UP Catalyst, with a focus on both global sustainability and future space exploration, is transforming CO₂ into valuable materials for paints and coatings.
UP Catalyst has recently developed a cutting-edge method to turn carbon dioxide into valuable synthetic graphite and carbon nanomaterials – with transformative potential for the paints and coatings industry.
The breakthrough process, Molten Salt Carbon Capture and Electrochemical Transformation (MSCC-ET), was originally devised by NASA
to generate oxygen on space missions. Now, UP Catalyst’s scientists, working at the National Institute of Chemical Physics and Biophysics in Tallinn (Estonia) have adapted the technique for Earth-based use – thus transforming waste CO₂ into high-performance carbon products that are vital across numerous industries.
“Everyone sees CO2 as just a waste product, but our researchers were interested in finding potential uses for it. What we saw was that this so-called ‘waste’ could actually be turned into something quite valuable,” has stated Sebastian Pohlmann, CTO at UP Catalyst.
While applications in energy storage and electronics are well established, it’s in the paints and coatings sector that the technology could prove especially game-changing. Carbon nanomaterials produced by UP Catalyst can be dispersed into paints, coatings, and resins to deliver significant functional enhancements:
- Improved electrical conductivity, ideal for antistatic and electromagnetic shielding coatings.
- Greater mechanical strength, helping extend product lifespan and reduce material fatigue.

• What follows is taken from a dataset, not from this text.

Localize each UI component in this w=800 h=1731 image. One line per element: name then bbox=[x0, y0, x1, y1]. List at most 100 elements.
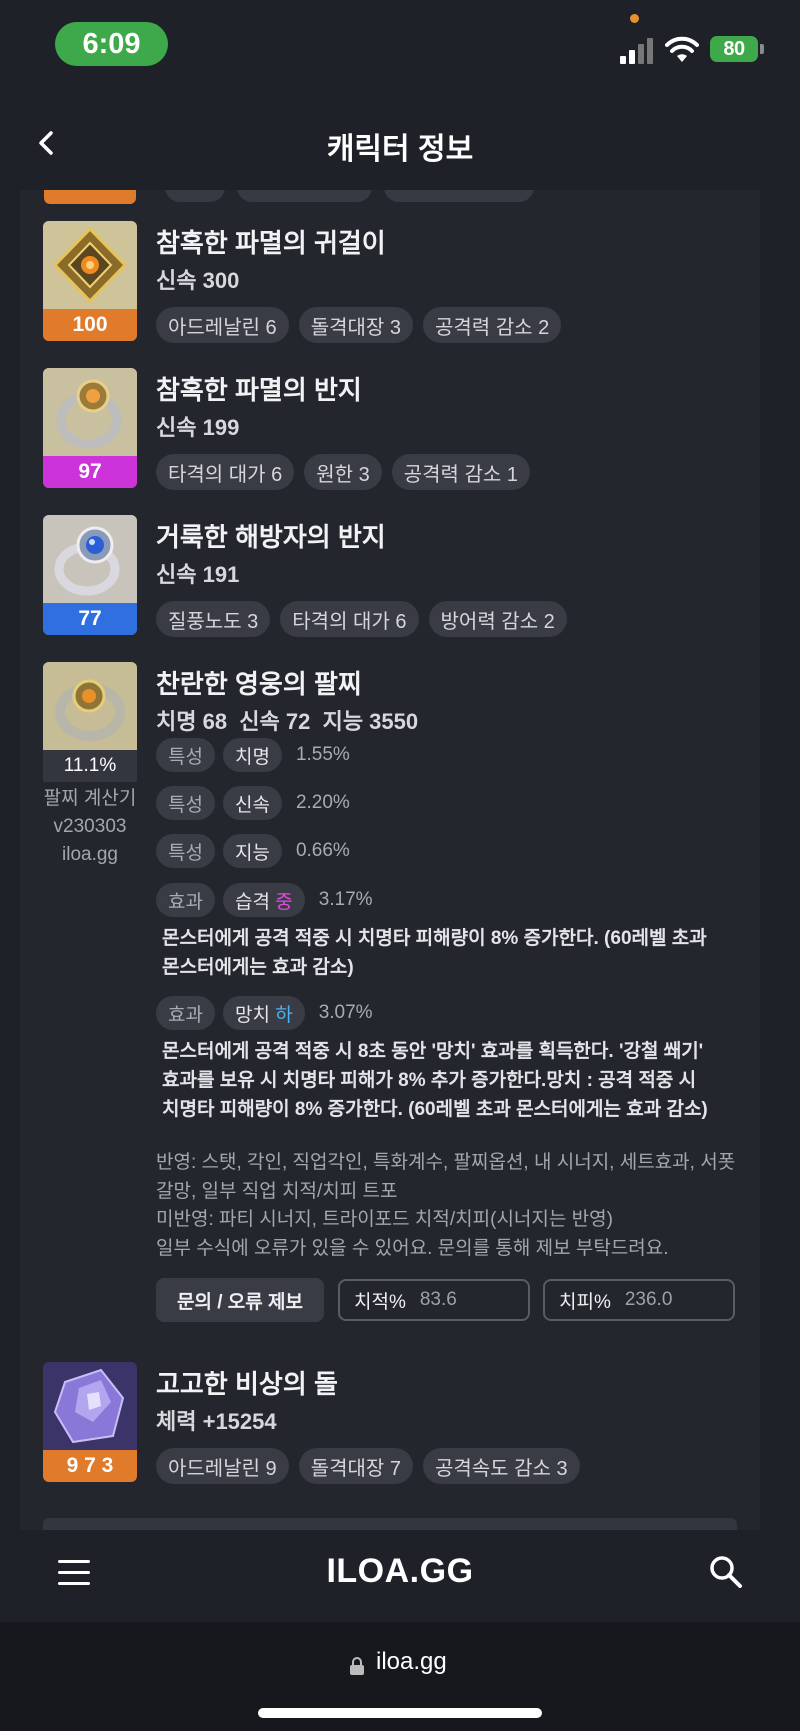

- Enhanced resistance to corrosion, fire, and extreme temperatures, vital for construction, aerospace, and marine applications.
- Lightweight yet durable formulations, opening the door to greener, more efficient infrastructure and vehicles.
“Typically, synthetic graphite is a very carbon intensive product, which is basically made from petroleum refinery residues. But because UP Catalyst is using CO2 emissions from biofuels, they are effectively taking CO2 out of circulation and permanently sequestrating its carbon, which is hugely beneficial, in terms of our climate objectives,” has commented Jonas Wolff, a senior advisor at the European Investment Bank.
These advanced coatings are in growing demand across Europe, particularly in sectors aiming to combine durability with sustainability. By offering locally produced, eco-friendly carbon additives, UP Catalyst could play a central role in reshaping the future of coatings manufacturing in Europe.
“Our process is what you would call deep tech. It’s not like software. It’s hardware, it is chemistry, and it takes a lot of money and steps to scale up. What we plan to do with the EIB loan is to build the first industrial scale pilot of our third- and fourth-generation technology. We’ve gone from producing grams in the lab to kilograms, but to serve the market we need to scale up to hundreds of kilograms per day,” has added Sebastian Pohlmann.
Beyond paints and coatings, the carbon nanomaterials also support:
- Energy devices – improving the efficiency of batteries, fuel cells, supercapacitors, and solar cells.
- Water and air filtration – acting as membrane enhancers or direct filters for purification systems.
- Electronics – where carbon nanotubes and graphene show great promise in advanced devices like transistors.
Unlike most synthetic graphite on the market—typically made by heating petroleum by-products at high temperatures—UP Catalyst’s process uses biogas-derived CO₂ and renewable electricity, making it not just low-emission, but carbon negative. This clean-tech approach has caught the attention of the European Commission, which recently designated UP Catalyst’s graphite production initiative as one of 47 Strategic Projects for critical raw materials. The designation brings support from EU institutions, Member States, and financial bodies, along with fast-tracked permitting.